Now Oppenheimer has returned with an even more important work: Basta de Historias! (Enough of History!): Latin American Obsession With the Past and the 12 Keys to the Future. It was released by Debate Publishers in Mexico and most probably will become an essential component of the oldest and most vivid of all our conundrums: why Latin America is poor and underdeveloped. Ever since Uruguayan writer José Enrique Rodó published Ariel in 1900, we have been exploring the topic without finding a universally satisfactory answer.

The discussion has been joined by absolutely all the relevant Latin American figures, from Octavio Paz to Hugo Chávez, from Carlos Rangel to Juan Domingo Perón. Some armed themselves with words, others with guns, but all were convinced that they knew the deep-rooted reasons why the inhabitants of Switzerland, a multiethnic country without access to the sea and thinly populated, like Bolivia, have a per-capita income 15 times greater than the people in that Latin American country.

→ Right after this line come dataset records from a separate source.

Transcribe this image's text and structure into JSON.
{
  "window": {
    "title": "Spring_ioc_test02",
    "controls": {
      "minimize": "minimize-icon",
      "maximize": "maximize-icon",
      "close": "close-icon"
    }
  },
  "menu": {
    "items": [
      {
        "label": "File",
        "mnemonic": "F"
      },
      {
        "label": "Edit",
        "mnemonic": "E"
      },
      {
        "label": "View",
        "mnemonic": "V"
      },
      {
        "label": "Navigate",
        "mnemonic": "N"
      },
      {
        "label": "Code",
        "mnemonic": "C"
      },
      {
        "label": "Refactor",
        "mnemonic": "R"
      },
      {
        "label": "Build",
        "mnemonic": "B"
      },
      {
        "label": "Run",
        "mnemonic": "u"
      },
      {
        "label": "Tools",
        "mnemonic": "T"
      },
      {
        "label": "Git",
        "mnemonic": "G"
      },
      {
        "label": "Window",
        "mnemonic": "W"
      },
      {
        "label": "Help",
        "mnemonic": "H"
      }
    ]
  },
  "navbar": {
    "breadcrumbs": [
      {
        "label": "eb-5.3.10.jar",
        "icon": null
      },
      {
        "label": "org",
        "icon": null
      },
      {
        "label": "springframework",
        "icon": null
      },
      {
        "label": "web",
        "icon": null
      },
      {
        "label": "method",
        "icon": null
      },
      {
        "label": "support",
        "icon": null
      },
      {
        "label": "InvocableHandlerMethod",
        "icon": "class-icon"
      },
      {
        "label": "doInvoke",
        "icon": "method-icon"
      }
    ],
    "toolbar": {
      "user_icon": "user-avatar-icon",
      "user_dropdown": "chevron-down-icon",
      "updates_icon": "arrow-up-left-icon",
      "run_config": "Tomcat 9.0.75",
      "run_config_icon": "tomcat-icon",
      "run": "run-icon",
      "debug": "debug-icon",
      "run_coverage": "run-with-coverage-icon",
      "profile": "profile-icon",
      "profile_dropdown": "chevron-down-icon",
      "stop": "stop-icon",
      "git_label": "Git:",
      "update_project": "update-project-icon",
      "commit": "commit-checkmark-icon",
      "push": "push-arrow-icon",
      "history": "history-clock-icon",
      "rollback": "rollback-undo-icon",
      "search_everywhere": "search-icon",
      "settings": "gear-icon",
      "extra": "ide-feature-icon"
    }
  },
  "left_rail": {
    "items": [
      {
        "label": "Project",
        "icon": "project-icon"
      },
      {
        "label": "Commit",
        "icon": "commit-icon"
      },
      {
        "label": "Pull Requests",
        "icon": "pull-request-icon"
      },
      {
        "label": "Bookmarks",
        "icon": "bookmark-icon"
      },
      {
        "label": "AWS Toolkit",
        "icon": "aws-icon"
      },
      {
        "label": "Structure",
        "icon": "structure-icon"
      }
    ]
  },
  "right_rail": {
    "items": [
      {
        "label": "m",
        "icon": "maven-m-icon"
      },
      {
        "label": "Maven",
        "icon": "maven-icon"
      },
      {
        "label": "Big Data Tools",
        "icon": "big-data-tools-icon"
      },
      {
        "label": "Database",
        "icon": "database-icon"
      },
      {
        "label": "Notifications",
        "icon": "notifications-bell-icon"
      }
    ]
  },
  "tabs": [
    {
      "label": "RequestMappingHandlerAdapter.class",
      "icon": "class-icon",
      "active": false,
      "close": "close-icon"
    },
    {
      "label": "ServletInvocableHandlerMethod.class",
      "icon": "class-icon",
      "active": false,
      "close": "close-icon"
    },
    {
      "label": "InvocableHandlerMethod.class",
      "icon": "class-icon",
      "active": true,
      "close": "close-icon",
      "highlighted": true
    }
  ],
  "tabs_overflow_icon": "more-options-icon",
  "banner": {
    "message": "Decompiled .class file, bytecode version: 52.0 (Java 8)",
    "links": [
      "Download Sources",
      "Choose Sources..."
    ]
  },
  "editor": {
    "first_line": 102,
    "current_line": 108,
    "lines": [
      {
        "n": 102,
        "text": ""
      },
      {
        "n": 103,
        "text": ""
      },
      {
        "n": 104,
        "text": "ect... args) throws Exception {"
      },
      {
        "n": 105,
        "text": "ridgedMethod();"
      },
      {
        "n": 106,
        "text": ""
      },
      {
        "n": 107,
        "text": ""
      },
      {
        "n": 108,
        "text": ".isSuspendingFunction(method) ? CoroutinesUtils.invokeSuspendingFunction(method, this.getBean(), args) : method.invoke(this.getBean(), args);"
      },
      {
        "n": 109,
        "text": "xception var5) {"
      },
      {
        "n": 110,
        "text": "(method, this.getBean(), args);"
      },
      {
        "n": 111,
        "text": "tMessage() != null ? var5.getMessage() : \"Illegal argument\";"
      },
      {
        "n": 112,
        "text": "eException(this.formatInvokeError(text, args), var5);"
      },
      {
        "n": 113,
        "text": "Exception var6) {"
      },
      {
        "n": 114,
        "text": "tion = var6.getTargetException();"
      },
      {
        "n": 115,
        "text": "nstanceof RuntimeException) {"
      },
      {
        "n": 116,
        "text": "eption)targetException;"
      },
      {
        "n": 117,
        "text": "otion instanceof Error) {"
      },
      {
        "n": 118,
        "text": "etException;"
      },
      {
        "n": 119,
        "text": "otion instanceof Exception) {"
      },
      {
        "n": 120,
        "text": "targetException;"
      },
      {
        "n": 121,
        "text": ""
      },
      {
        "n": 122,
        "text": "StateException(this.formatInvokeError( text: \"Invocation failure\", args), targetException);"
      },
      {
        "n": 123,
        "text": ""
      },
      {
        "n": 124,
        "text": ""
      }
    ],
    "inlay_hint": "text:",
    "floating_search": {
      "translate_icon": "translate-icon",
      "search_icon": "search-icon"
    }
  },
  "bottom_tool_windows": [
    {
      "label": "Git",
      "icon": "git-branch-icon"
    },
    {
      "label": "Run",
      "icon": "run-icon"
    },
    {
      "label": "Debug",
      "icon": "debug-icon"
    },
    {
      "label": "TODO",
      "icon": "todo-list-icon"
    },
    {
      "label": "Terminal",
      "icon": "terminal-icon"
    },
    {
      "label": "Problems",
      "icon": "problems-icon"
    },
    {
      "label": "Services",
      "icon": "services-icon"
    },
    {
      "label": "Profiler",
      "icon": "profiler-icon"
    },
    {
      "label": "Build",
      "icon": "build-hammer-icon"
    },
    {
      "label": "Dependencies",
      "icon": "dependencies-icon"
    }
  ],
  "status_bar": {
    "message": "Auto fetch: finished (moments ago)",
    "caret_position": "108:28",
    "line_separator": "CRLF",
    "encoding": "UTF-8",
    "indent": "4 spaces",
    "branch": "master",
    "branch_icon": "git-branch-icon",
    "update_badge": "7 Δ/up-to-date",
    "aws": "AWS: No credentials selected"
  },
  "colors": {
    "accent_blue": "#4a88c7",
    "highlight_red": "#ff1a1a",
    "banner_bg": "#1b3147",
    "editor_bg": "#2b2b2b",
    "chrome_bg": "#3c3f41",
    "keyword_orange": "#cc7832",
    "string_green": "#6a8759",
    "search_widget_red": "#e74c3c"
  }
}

Oppenheimer’s theory has, like the god Janus, two faces. In one direction, it sees the cultural roots, generators of an impractical attitude to life. It is a society rich in lawyers and humanists that graduates a lot more psychologists than engineers or specialists in computer science. In that sense, paradoxically, the book is in the tradition of Ariel, but while Rodó endorsed the spiritual component of Latin American man, contrasting it with the contemptible materialism of the Anglo-Saxon Caliban (archetypes that Rodó extracted from Shakespeare’s The Tempest), Oppenheimer finds that feature, so predominant in Spanish America, lamentable.

Is there a remedy for Latin America’s relative backwardness? Yes, Oppenheimer postulates, but only if a profound and lasting educational reform takes place. That’s the other warhorse that runs through his book, chapter after chapter. Instead of continuing to discuss the evils of colonialism or the old and continuing errors of the republic, we need to carefully observe how the Finns, owners of the world’s best educational system, teach and learn; what the Israelis have done amid the desert to build a prosperous, free and highly developed society; what are the secrets of little Singapore, a geological excrescence in the Pacific overrun with people, whose per-capita wealth exceeds that of the United States.

Because Oppenheimer has a practical mind, he takes seriously only the results. He does not waste time examining theories. He knows that in a globalized world ruled by competition, in the full civilization of knowledge, the winners will be the wisest, most productive and organized people, the most innovative and creative, so long as they have adequate institutions. Lamentably, those people are few in our lands.

In all international school tests where students match their knowledge of mathematics, Latin Americans invariably end up last, almost always next to the Africans. How are we going to adequately compete against the Europeans, Americans, Chinese or Indians if our masses are notably less educated and our upper classes fail to understand the importance of science, technology and original research?

Is there a Latin American country that will separate from the pack and show some elements of educational excellence? According to objective data, no. Not even Chile, which today is at the head of the continent. None. Not a single Latin American university appears among the 200 best schools on the planet, and barely three or four rank among the top 500.

Israel, a small state, annually copyrights more scientific patents than all of Latin America, with its 550 million inhabitants. It is true that the Brazilians manufacture airplanes, but that achievement does not make it a driving First World power.

Where do we begin to repair this secular failure? A banker friend of mine, an incorrigible enthusiast, has bought 20 copies of Enough of History! to send to Latin American presidents. I hope they read the book. Above all, I hope they understand it.